I don’t see enough reason to choose to build a fourth new platform and migrate customers into that solution, because this would involve a greater effort than simply moving customers from two existing solutions – depending of course, on how different MidRange.NEXT was from one of the existing products.

Old Guard, New World

One important aspect highlighted by Martin in our podcast was the existing user base of Unity.
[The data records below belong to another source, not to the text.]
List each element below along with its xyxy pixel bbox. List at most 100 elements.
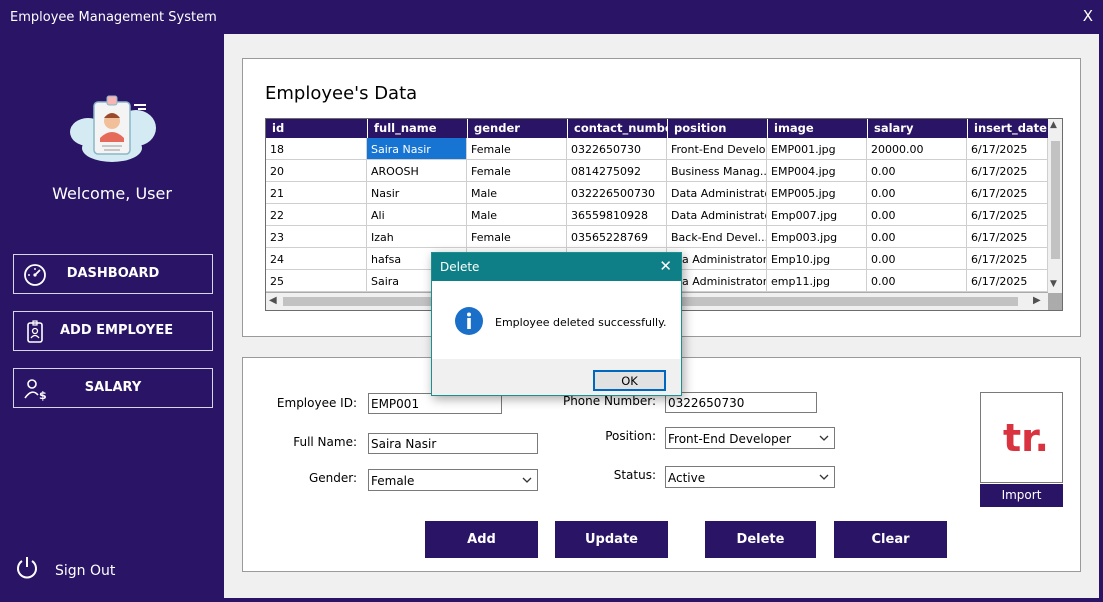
table-row[interactable]: 21 Nasir Male 032226500730 Data Administrato… <box>266 182 1048 204</box>
table-cell[interactable]: Female <box>467 138 567 160</box>
table-cell[interactable]: 25 <box>266 270 367 292</box>
table-cell[interactable]: EMP005.jpg <box>767 182 867 204</box>
add-button[interactable]: Add <box>425 521 538 558</box>
sign-out-label: Sign Out <box>55 563 116 579</box>
clear-button[interactable]: Clear <box>834 521 947 558</box>
table-row[interactable]: 23 Izah Female 03565228769 Back-End Devel...… <box>266 226 1048 248</box>
table-cell[interactable]: Back-End Devel... <box>667 226 767 248</box>
column-header-full-name[interactable]: full_name <box>367 119 467 138</box>
status-select-value: Active <box>668 471 706 485</box>
nav-add-employee-button[interactable]: ADD EMPLOYEE <box>13 311 213 351</box>
table-cell[interactable]: 36559810928 <box>567 204 667 226</box>
table-cell[interactable]: EMP001.jpg <box>767 138 867 160</box>
power-icon <box>17 557 37 579</box>
table-cell[interactable]: AROOSH <box>367 160 467 182</box>
column-header-salary[interactable]: salary <box>867 119 967 138</box>
scroll-right-icon[interactable]: ▶ <box>1033 295 1041 306</box>
scroll-down-icon[interactable]: ▼ <box>1050 279 1057 289</box>
table-cell[interactable]: 6/17/2025 <box>967 160 1048 182</box>
delete-button[interactable]: Delete <box>705 521 816 558</box>
table-cell[interactable]: 6/17/2025 <box>967 204 1048 226</box>
sidebar: Welcome, User DASHBOARD ADD EMPLOYEE $ S… <box>0 34 224 598</box>
table-cell[interactable]: Nasir <box>367 182 467 204</box>
scroll-up-icon[interactable]: ▲ <box>1050 120 1057 130</box>
table-cell[interactable]: 6/17/2025 <box>967 182 1048 204</box>
table-cell[interactable]: Front-End Develo... <box>667 138 767 160</box>
table-row[interactable]: 20 AROOSH Female 0814275092 Business Manag..… <box>266 160 1048 182</box>
table-cell[interactable]: Female <box>467 160 567 182</box>
dialog-footer: OK <box>432 359 681 395</box>
column-header-image[interactable]: image <box>767 119 867 138</box>
table-cell[interactable]: 0.00 <box>867 182 967 204</box>
table-row[interactable]: 22 Ali Male 36559810928 Data Administrator Em… <box>266 204 1048 226</box>
table-cell[interactable]: 0814275092 <box>567 160 667 182</box>
nav-salary-button[interactable]: $ SALARY <box>13 368 213 408</box>
table-cell[interactable]: 18 <box>266 138 367 160</box>
ok-button[interactable]: OK <box>593 370 666 391</box>
table-cell[interactable]: 20 <box>266 160 367 182</box>
table-cell[interactable]: Emp003.jpg <box>767 226 867 248</box>
table-cell[interactable]: 6/17/2025 <box>967 138 1048 160</box>
status-label: Status: <box>613 468 656 482</box>
table-cell[interactable]: 20000.00 <box>867 138 967 160</box>
import-photo-button[interactable]: Import <box>980 484 1063 507</box>
status-select[interactable]: Active <box>665 466 835 488</box>
table-cell[interactable]: Male <box>467 182 567 204</box>
gender-select[interactable]: Female <box>368 469 538 491</box>
table-cell[interactable]: emp11.jpg <box>767 270 867 292</box>
table-cell[interactable]: Data Administrator <box>667 182 767 204</box>
scroll-left-icon[interactable]: ◀ <box>269 295 277 306</box>
vertical-scroll-thumb[interactable] <box>1051 141 1060 259</box>
column-header-gender[interactable]: gender <box>467 119 567 138</box>
dialog-close-button[interactable]: ✕ <box>659 257 672 275</box>
table-cell[interactable]: 0.00 <box>867 160 967 182</box>
table-cell[interactable]: 03565228769 <box>567 226 667 248</box>
nav-dashboard-button[interactable]: DASHBOARD <box>13 254 213 294</box>
table-cell[interactable]: 0.00 <box>867 270 967 292</box>
table-cell[interactable]: 22 <box>266 204 367 226</box>
table-cell[interactable]: 21 <box>266 182 367 204</box>
table-cell[interactable]: 0.00 <box>867 204 967 226</box>
table-cell[interactable]: EMP004.jpg <box>767 160 867 182</box>
table-cell[interactable]: Saira Nasir <box>367 138 467 160</box>
table-cell[interactable]: Emp10.jpg <box>767 248 867 270</box>
table-cell[interactable]: 6/17/2025 <box>967 270 1048 292</box>
table-cell[interactable]: ata Administrator <box>667 248 767 270</box>
grid-header: idfull_namegendercontact_numberpositioni… <box>266 119 1048 138</box>
gender-label: Gender: <box>308 471 357 485</box>
dialog-title: Delete <box>440 260 480 274</box>
title-bar: Employee Management System X <box>0 0 1103 34</box>
table-cell[interactable]: Female <box>467 226 567 248</box>
position-select[interactable]: Front-End Developer <box>665 427 835 449</box>
table-row[interactable]: 18 Saira Nasir Female 0322650730 Front-End D… <box>266 138 1048 160</box>
table-cell[interactable]: Emp007.jpg <box>767 204 867 226</box>
update-button[interactable]: Update <box>555 521 668 558</box>
employee-id-field[interactable]: EMP001 <box>368 393 502 414</box>
column-header-position[interactable]: position <box>667 119 767 138</box>
table-cell[interactable]: Male <box>467 204 567 226</box>
table-cell[interactable]: 0322650730 <box>567 138 667 160</box>
phone-number-field[interactable]: 0322650730 <box>665 392 817 413</box>
table-cell[interactable]: 0.00 <box>867 226 967 248</box>
sign-out-button[interactable]: Sign Out <box>14 554 124 584</box>
table-cell[interactable]: ata Administrator <box>667 270 767 292</box>
chevron-down-icon <box>819 474 829 480</box>
vertical-scrollbar[interactable]: ▲ ▼ <box>1048 119 1062 293</box>
phone-number-label: Phone Number: <box>562 394 656 408</box>
table-cell[interactable]: 032226500730 <box>567 182 667 204</box>
table-cell[interactable]: 6/17/2025 <box>967 226 1048 248</box>
table-cell[interactable]: Izah <box>367 226 467 248</box>
info-icon <box>455 307 483 335</box>
table-cell[interactable]: 6/17/2025 <box>967 248 1048 270</box>
column-header-id[interactable]: id <box>266 119 367 138</box>
table-cell[interactable]: 0.00 <box>867 248 967 270</box>
table-cell[interactable]: Data Administrator <box>667 204 767 226</box>
column-header-contact-number[interactable]: contact_number <box>567 119 667 138</box>
column-header-insert-date[interactable]: insert_date <box>967 119 1048 138</box>
table-cell[interactable]: 23 <box>266 226 367 248</box>
table-cell[interactable]: Business Manag... <box>667 160 767 182</box>
window-close-button[interactable]: X <box>1083 7 1093 25</box>
full-name-field[interactable]: Saira Nasir <box>368 433 538 454</box>
table-cell[interactable]: 24 <box>266 248 367 270</box>
table-cell[interactable]: Ali <box>367 204 467 226</box>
This in itself represents a real challenge for any successor platforms.  As we’ve mentioned already, Unity is an old system that derived from CLARiiON via VNX and VNX2.  This brings with it a lot of baggage, although it’s fair to say a lot of changes have been made to the platforms over the years.

On the flip side, with so many customers invested in Unity, processes, scripting and skills will be very mature.  This represents another challenge for Dell EMC because moving to another platform could require re-writes, new training and changes to automation and backup/DR processes.  Will a customer want to pay for this extra cost or use this as an inflection point to try another vendor?

As a result, whether Dell EMC chooses to stick with Unity or not, could depend on the issues around this single point alone.  It may be seen as simply too much of a leap for customers to make.  Unless however, there was another way to implement consolidation.

Containerise

With so much value being delivered in software, the most logical way to retain the features of the existing mid-range platforms could be to containerise each of them and allow a system to support multiple “personalities”. 

This idea isn’t without precedent.  The VNX merged CLARiiON and Celerra products into a single platform supporting both file and block.  The file persona was simply another appliance that sat on CLARiiON block LUNs.  Over time the file persona has moved purely into software. 

So why not do the same with Unity and SC?  Unity already exists as a virtual machine.  I’m sure the features of SC could be abstracted too. 

Transition

The question we have to ask is what benefit there would be in emulating existing solutions.  Yes, customers would get the same look and feel of their existing products, but what advantage does that deliver in the long run?  At some stage, customers need to be encouraged to move to another long-term solution. 

Migration

In some respects, I agree with Martin that forcing customers to rewrite scripts and change processes is probably necessary.  Finding a way to do this without incurring risk and cost will be the challenge.  For data itself, customers will need some kind of migration tools and even interfaces between existing platforms and MidRange.NEXT.

Where systems are already virtualised, the migration process is relatively simple – create new datastores and vMotion.  File shares are harder and physical servers require some more thought.  These migrations can get really complex when there are many dependencies like snapshots and replication – or even public cloud.

Professional Services

That gets us to the subject of who will manage migrations and whether this is an opportunity for Dell EMC to review customers’ requirements.  Both vSAN (from the VMware house) and VxRAIL from the Dell EMC side are solutions that could replace existing server/storage deployments.  So, we could see simpler customer environments move away to converged solutions, including VMware Cloud on Dell EMC.

The Competition

How much of an opportunity is this transition for other vendors?  Pure Storage has already released a blog post aligned to Dell Technologies World 2019 that offers some thoughts to consider. I’m sure other vendors will look to do the same. Naturally, it’s to be expected.

The Architect’s View

Reflecting back on the content of this post, I’ve not touched on what could be new in the .NEXT platform. Inevitably we will see the obvious NVMe/NVMe-oF support, more all-flash options and perhaps at the high end, some use of persistent memory.

At this point, what else can the mid-range market offer? Perhaps a closer convergence of storage and compute, with some workloads, like those in containers or serverless, moving to the storage layer. This could work as part of an initiative to support Edge computing.

I have no crystal ball or insider knowledge, but I would say that for many customers, the days of running a dedicated storage platform may slowly be coming to an end.